Without a doubt one of the most popular Swabian dishes! Maultaschen can be simply filled with spinach or standard meat and served as an everyday meal, but can also be part of a gourmet entrée if stuffed with specialty fillings and served with a fine glass of wine.

Dough:

  • 2 eggs
  • 7 ounce flour
  • salt
  • 1 tablespoon of cold water

Knead the ingredients until smooth, add water if necessary to make a stiff but malleable dough. Let it rest.

Filling:

  • 2,7 pounds broccoli
  • 7 ounce grated cheese
  • 1 grated onion
  • nutmeg
  • salt
  • pepper
  • bread crumbs

Wash the broccoli well, cut off tough ends of stalks, cut into small pieces, cook and drain.
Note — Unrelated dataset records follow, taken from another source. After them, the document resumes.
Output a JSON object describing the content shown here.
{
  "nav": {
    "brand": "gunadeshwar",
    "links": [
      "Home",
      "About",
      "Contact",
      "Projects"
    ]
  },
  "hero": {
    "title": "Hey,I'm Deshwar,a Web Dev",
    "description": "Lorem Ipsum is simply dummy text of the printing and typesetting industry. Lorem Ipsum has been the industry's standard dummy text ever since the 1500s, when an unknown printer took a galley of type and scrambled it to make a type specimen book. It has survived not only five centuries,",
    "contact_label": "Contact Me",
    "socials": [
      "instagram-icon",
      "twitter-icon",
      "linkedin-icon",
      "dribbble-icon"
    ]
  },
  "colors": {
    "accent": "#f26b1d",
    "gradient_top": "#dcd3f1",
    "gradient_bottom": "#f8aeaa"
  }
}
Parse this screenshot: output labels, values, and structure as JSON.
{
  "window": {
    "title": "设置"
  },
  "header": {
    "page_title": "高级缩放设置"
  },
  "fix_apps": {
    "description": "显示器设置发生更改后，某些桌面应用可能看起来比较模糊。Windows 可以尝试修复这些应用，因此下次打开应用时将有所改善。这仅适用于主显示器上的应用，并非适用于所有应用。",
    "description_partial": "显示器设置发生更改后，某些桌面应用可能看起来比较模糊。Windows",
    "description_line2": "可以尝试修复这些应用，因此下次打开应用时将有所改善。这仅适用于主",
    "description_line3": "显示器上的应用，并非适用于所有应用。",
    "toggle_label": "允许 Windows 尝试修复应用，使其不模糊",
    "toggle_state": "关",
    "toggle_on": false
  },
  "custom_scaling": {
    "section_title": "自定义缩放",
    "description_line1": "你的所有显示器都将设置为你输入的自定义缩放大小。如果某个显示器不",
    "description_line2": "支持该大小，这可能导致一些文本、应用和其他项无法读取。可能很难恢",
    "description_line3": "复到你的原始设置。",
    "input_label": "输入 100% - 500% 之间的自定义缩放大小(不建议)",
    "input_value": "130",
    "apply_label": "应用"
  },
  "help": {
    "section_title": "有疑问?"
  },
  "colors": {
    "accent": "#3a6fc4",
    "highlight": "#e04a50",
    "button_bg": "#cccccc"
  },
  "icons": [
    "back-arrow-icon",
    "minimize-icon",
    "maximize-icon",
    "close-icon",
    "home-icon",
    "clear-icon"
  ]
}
Mix with cheese and seasoning. If the mixture is too moist, add some bread crumbs. Roll out the dough to a thin rectangle. Cover the dough with a thin layer of the filling. Cut through the middle and roll up both sides starting from the side of the cut. Moisten the edges with water to seal. Press on rolls with a wooden spoon to make separate pockets, press well to seal the edges, then cut them with a knife. Poach in gently boiling salted water for approximately 10 minutes. Serve in clear soup, or with melted butter or fried onions. Naturally you can take any other vegetable instead (leek or spinach, but do not take any vegetable which contains too much moisture: e.g. tomatoes).